Unless you’ve been living without the internet for the last few weeks, it’s almost certain now that you’ve at least seen gifs of Mass Effect: Andromeda’s laughable facial and character animations. Almost any mention of the game online is now followed by some mocking comment or jab at the title’s lack of quality. And it’s not just that. Criticism has also been levelled at the game’s writing and dialogue, which, when paired with the terrible facial animations, created a final product that looks and feels poor. The situation regarding Mass Effect: Andromeda has already received widespread media coverage, with mostly all of it revolving around these main points of contention. But while on a technical level, the game is indeed a mess, outside of that, reviews and gamer impressions appear to be mostly positive. In Andromeda’s case, for many but not all, gameplay and overall story has been able to overshadow some of those shortcomings. However, with other games, that’s not always the case. There eventually comes a point where players are unable to look past the technical flaws.

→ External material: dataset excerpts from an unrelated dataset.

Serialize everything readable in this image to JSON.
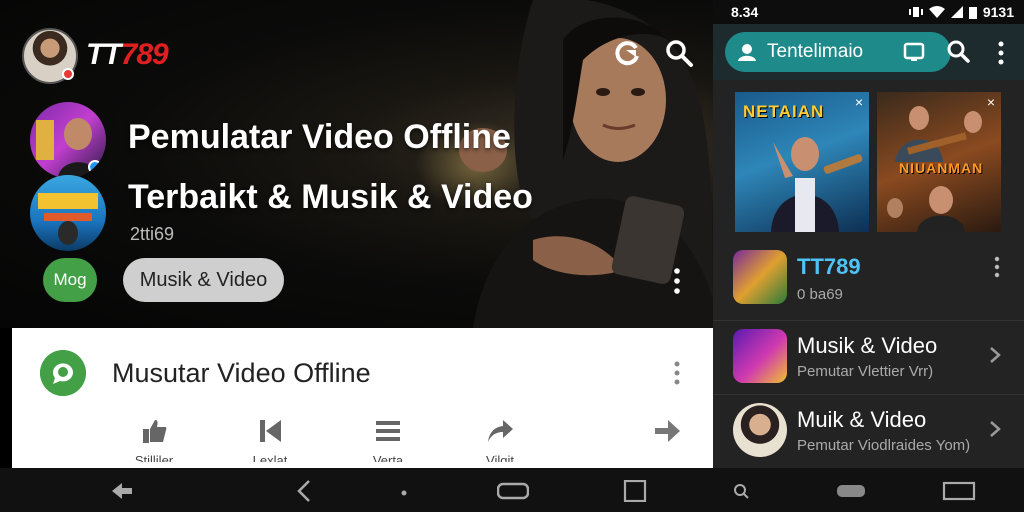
{
  "hero": {
    "brand_white": "TT",
    "brand_red": "789",
    "title_line1": "Pemulatar Video Offline",
    "title_line2": "Terbaikt  & Musik & Video",
    "subtitle": "2tti69",
    "chip_green": "Mog",
    "chip_grey": "Musik & Video"
  },
  "card": {
    "title": "Musutar Video Offline",
    "actions": [
      {
        "label": "Stilliler",
        "icon": "thumbs-up-icon"
      },
      {
        "label": "Lexlat",
        "icon": "skip-back-icon"
      },
      {
        "label": "Verta",
        "icon": "menu-lines-icon"
      },
      {
        "label": "Vilgit",
        "icon": "share-arrow-icon"
      },
      {
        "label": "",
        "icon": "forward-arrow-icon"
      }
    ]
  },
  "panel": {
    "status": {
      "time": "8.34",
      "right": "9131"
    },
    "search": {
      "label": "Tentelimaio"
    },
    "thumbs": [
      {
        "label": "NETAIAN",
        "close": "×"
      },
      {
        "label": "NIUANMAN",
        "close": "×"
      }
    ],
    "list": [
      {
        "title": "TT789",
        "subtitle": "0 ba69"
      },
      {
        "title": "Musik & Video",
        "subtitle": "Pemutar Vlettier Vrr)"
      },
      {
        "title": "Muik & Video",
        "subtitle": "Pemutar Viodlraides Yom)"
      }
    ]
  },
  "colors": {
    "accent_red": "#e02020",
    "accent_green": "#43a047",
    "teal": "#1f8a8a",
    "blue_title": "#4fc3f7"
  }
}
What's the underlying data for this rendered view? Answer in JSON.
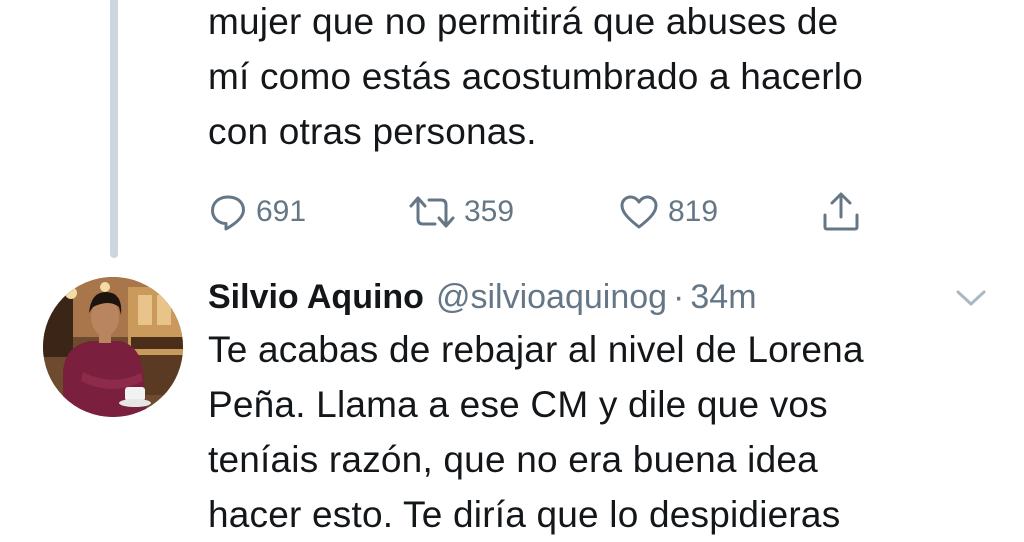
{
  "previous_tweet": {
    "text_lines": "mujer que no permitirá que abuses de\nmí como estás acostumbrado a hacerlo\ncon otras personas.",
    "reply_count": "691",
    "retweet_count": "359",
    "like_count": "819",
    "icons": {
      "reply": "speech-bubble-icon",
      "retweet": "retweet-arrows-icon",
      "like": "heart-icon",
      "share": "share-upload-icon"
    }
  },
  "reply_tweet": {
    "display_name": "Silvio Aquino",
    "handle": "@silvioaquinog",
    "separator": "·",
    "time": "34m",
    "text": "Te acabas de rebajar al nivel de Lorena\nPeña. Llama a ese CM y dile que vos\nteníais razón, que no era buena idea\nhacer esto. Te diría que lo despidieras",
    "avatar": "profile-photo",
    "menu_icon": "chevron-down-icon"
  },
  "colors": {
    "text": "#14171a",
    "secondary": "#657786",
    "thread_line": "#ccd6dd",
    "background": "#ffffff"
  }
}
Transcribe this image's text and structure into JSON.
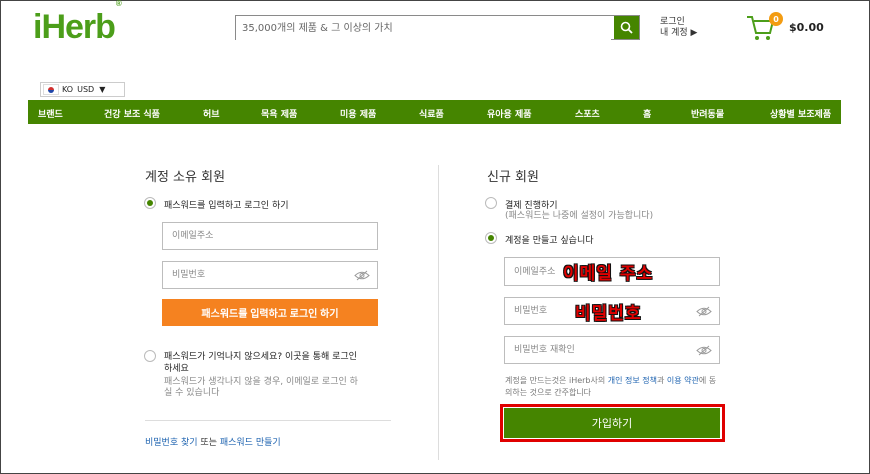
{
  "header": {
    "logo": "iHerb",
    "logo_mark": "®",
    "search_placeholder": "35,000개의 제품 & 그 이상의 가치",
    "login_line1": "로그인",
    "login_line2": "내 계정 ▶",
    "cart_count": "0",
    "cart_total": "$0.00",
    "brand_color": "#4c9e1a"
  },
  "locale": {
    "language": "KO",
    "currency": "USD"
  },
  "nav": {
    "items": [
      "브랜드",
      "건강 보조 식품",
      "허브",
      "목욕 제품",
      "미용 제품",
      "식료품",
      "유아용 제품",
      "스포츠",
      "홈",
      "반려동물",
      "상황별 보조제품"
    ]
  },
  "existing": {
    "title": "계정 소유 회원",
    "option_password": "패스워드를 입력하고 로그인 하기",
    "email_placeholder": "이메일주소",
    "password_placeholder": "비밀번호",
    "login_button": "패스워드를 입력하고 로그인 하기",
    "option_forgot_line1": "패스워드가 기억나지 않으세요? 이곳을 통해 로그인",
    "option_forgot_line2": "하세요",
    "option_forgot_sub1": "패스워드가 생각나지 않을 경우, 이메일로 로그인 하",
    "option_forgot_sub2": "실 수 있습니다",
    "link_find_password": "비밀번호 찾기",
    "link_or": " 또는 ",
    "link_make_password": "패스워드 만들기"
  },
  "new_member": {
    "title": "신규 회원",
    "option_checkout": "결제 진행하기",
    "option_checkout_sub": "(패스워드는 나중에 설정이 가능합니다)",
    "option_create": "계정을 만들고 싶습니다",
    "email_placeholder": "이메일주소",
    "password_placeholder": "비밀번호",
    "confirm_placeholder": "비밀번호 재확인",
    "terms_prefix": "계정을 만드는것은 iHerb사의 ",
    "terms_privacy": "개인 정보 정책",
    "terms_and": "과 ",
    "terms_use": "이용 약관",
    "terms_suffix": "에 동의하는 것으로 간주합니다",
    "signup_button": "가입하기"
  },
  "annotations": {
    "email": "이메일 주소",
    "password": "비밀번호",
    "color": "#e00000"
  }
}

The concept of ‘broken’ games is one that is primarily unique to the gaming industry. Never would you hear widespread reports about broken movies failing to project or music ceasing to play. Entertainment usually works. Sure, video games are far more complicated, but that doesn’t exactly excuse not being able to properly use a product that you bought. When Halo: The Master Chief Collection’s multiplayer was down for months or when Assassin’s Creed Unity was practically dead at launch, nobody merely put it aside as a small goof. It was a genuine problem that still persists with other games years later.
A lack of diligent testing appears to be the problem for most of these cases. Often a game is ‘broken’ because of lax quality assurance. Andromeda‘s issues have been universally clear, and it’s hard to imagine that no one came across the game in its current, glitchy state. The likely explanation is that either EA or BioWare Montreal just didn’t care or tried to remain ignorant. The advent of patches and updates has made it easy for developers and publishers to do this. They rush their product out first, get back some of or all of its budget, and then work on resolving the issues. Even now, BioWare is just getting to patching problems that should’ve been resolved before release, and it’s one of many patches to come. I’m sure I’m not the only one who would’ve rather they delay the game beforehand than tarnish its reputation now and fix the known problems later.
Andromeda is nowhere near being completely unplayable in its current state—people are still playing and enjoying it—but as the gaming industry progresses and standards go up, players will gradually become less willing to overlook glaring issues in regards to a game’s presentation and functionality. Not often are video games nowadays actually ‘unplayable’, as in they won’t turn on, but eventually, titles that are not up to snuff with quality standards will no longer be tolerated by the gaming public.